데이터를 적절한 expert에 할당(hard, sparse, discrete)해서 풀자!

Router의 역할 = token을 적절한 expert에 할당해줌

Sparse MoE의 Issue?

Goal = MoE의 한계점을 극복

핵심

Input token: \(\mathbf{X} \in \mathbb{R}^{m \times d}\)
- \(m\): token의 개수
- \(d\): dimension
\(n\)개의 expert
- \(\left\{f_i: \mathbb{R}^d \rightarrow \mathbb{R}^d\right\}_{1=n}\).

Expert는 (token)대신 slot을 process한다

[Step 1] Input slots: \(\tilde{\mathbf{X}} \in \mathbb{R}^{(n\cdot p) \times d}\)

Convex combinations of all the \(m\) input tokens
\(\tilde{\mathbf{X}}=\mathbf{D}^{\top} \mathbf{X} \in \mathbb{R}^{n\cdot p \times d}\).
- Dispatch weights = \(\mathbf{D} \in \mathbb{R}^{m\times n\cdot p}\): token & slot과의 관계
- where \(\mathbf{D}_{i j}=\frac{\exp \left((\mathbf{X} \boldsymbol{\Phi})_{i j}\right)}{\sum_{i^{\prime}=1}^m \exp \left((\mathbf{X} \boldsymbol{\Phi})_{i^{\prime} j}\right)}\)
  
  ( = Softmax over the columns of \(\mathbf{X} \Phi\). )

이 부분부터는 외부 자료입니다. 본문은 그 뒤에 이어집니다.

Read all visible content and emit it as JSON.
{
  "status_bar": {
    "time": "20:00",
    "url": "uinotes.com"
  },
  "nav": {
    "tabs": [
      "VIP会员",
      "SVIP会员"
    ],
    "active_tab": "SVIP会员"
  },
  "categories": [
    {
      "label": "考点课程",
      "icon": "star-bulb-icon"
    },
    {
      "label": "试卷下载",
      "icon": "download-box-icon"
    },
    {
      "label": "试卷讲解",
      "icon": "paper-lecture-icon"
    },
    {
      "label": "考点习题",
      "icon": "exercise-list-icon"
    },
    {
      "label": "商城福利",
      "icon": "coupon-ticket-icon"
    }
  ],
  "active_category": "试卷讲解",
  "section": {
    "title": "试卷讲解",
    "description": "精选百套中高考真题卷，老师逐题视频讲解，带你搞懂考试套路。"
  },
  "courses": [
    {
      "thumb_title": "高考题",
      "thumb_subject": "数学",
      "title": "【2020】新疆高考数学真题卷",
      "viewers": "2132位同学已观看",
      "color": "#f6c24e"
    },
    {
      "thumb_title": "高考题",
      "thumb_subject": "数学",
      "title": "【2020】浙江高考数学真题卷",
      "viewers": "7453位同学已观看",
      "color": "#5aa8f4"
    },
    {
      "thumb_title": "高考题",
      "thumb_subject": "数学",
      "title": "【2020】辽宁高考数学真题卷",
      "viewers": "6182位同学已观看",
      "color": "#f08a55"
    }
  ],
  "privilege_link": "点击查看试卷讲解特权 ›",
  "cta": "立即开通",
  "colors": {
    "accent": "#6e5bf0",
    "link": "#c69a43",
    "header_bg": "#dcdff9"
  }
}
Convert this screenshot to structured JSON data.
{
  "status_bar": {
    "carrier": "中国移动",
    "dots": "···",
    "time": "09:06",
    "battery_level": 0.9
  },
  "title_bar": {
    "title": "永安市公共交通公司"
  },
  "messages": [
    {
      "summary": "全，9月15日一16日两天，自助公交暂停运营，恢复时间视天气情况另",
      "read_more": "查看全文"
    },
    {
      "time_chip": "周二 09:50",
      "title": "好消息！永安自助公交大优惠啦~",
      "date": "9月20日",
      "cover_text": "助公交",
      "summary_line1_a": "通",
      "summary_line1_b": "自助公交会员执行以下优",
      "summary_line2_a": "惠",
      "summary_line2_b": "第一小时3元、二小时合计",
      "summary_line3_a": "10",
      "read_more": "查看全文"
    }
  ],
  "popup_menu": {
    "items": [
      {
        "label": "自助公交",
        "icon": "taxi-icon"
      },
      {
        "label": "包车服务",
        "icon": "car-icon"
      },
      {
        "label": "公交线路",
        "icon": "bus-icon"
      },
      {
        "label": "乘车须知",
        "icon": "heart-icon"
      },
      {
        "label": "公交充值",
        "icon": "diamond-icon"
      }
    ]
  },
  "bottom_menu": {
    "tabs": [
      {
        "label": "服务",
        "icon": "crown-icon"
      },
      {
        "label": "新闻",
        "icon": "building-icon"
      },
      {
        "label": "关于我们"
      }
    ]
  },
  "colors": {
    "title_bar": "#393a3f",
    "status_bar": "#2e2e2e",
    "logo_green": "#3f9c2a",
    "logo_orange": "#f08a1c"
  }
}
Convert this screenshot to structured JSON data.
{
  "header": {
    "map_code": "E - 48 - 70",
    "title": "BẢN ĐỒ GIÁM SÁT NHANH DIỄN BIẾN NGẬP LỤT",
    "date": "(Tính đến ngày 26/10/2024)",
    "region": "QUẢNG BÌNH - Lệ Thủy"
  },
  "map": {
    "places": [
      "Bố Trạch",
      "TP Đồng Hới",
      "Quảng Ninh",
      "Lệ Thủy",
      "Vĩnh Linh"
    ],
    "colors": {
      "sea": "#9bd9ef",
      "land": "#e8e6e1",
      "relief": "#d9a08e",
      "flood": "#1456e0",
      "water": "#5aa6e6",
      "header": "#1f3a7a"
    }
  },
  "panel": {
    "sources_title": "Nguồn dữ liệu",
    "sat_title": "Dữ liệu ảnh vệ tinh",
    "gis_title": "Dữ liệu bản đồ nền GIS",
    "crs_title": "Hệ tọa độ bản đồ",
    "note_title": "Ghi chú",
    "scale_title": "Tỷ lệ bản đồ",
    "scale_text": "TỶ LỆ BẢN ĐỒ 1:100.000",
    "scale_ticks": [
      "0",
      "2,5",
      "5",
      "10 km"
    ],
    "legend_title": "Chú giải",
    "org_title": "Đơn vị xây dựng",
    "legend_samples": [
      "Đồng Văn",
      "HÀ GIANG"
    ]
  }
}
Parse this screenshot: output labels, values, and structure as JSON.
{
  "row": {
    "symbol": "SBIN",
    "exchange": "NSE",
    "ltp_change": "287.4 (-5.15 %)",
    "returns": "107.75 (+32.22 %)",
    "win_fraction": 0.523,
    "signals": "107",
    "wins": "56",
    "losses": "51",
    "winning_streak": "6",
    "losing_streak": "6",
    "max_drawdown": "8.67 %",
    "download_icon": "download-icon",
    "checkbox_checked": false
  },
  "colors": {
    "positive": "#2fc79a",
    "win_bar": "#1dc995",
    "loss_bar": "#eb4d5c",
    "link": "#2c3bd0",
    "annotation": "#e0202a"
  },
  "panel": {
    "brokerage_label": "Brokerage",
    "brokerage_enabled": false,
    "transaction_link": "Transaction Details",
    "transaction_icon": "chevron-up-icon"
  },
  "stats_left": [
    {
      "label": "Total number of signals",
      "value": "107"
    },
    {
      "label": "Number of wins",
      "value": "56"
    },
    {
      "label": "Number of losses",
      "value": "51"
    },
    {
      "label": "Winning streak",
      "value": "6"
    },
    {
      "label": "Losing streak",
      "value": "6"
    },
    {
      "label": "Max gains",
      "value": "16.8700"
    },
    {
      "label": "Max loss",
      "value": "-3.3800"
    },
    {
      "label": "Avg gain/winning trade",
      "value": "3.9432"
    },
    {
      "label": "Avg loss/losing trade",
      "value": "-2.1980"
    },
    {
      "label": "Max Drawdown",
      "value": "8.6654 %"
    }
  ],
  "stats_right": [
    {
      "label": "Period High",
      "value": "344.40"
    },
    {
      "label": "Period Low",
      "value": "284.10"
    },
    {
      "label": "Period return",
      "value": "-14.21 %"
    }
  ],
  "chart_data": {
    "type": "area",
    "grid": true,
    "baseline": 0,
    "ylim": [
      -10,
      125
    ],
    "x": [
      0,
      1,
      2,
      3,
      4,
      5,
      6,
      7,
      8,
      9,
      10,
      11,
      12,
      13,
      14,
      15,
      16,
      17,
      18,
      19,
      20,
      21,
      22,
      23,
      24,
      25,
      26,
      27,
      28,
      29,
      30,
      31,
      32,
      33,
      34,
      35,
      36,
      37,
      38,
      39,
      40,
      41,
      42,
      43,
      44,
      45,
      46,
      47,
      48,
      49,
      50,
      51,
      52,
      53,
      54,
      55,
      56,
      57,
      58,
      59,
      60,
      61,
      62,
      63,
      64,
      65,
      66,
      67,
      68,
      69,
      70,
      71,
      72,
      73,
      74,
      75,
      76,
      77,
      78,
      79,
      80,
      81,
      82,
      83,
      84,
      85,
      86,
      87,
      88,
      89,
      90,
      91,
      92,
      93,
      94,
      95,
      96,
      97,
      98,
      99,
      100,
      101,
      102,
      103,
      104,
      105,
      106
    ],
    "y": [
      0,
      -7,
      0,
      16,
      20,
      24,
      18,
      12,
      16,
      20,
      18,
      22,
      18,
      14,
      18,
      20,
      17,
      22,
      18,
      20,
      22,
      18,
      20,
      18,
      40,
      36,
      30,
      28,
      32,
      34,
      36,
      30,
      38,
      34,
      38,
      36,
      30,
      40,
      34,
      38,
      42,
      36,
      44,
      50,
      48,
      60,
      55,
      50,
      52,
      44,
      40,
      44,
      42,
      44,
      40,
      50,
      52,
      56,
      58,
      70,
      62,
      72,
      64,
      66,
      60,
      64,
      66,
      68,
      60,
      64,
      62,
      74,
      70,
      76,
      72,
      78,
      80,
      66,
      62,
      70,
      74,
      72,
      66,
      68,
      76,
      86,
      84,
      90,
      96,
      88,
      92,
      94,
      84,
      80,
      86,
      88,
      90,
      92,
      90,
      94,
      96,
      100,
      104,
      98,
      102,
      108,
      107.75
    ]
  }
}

[Step 2] Expert가 slot을 처리함 (on rows of \(\tilde{\mathbf{X}})\)

Output slots: \(\tilde{\mathbf{Y}}_i=f_{\lfloor i / p]}\left(\tilde{\mathbf{X}}_i\right)\).

[Step 3] Output에 대해 linear combination (\(\mathbf{Y}=\mathbf{C} \tilde{\mathbf{Y}}\))

Convex combination of all ( \(n \cdot p\) ) output slots
\(\mathbf{C}_{i j}=\frac{\exp \left((\mathbf{X} \Phi)_{i j}\right)}{\sum_{j^{\prime}=1}^{n-p} \exp \left((\mathbf{X} \Phi)_{i j^{\prime}}\right)}\).
- Combine weights = \(\mathbf{D} \in \mathbb{R}^{m\times n\cdot p}\)
  
  ( = Softmax over the rows of \(\mathbf{X} \Phi\). )

기타

(Sparse MoEs와 마찬가지로) Transformer’s MLP blocks를 Soft MoE blocks로 대체함
- Typically replace the second half of MLP blocks
# slot = key hyperparameter of Soft MoE layers
- \(\because\) Time complexity가 (# expert보다) # slot에 의존함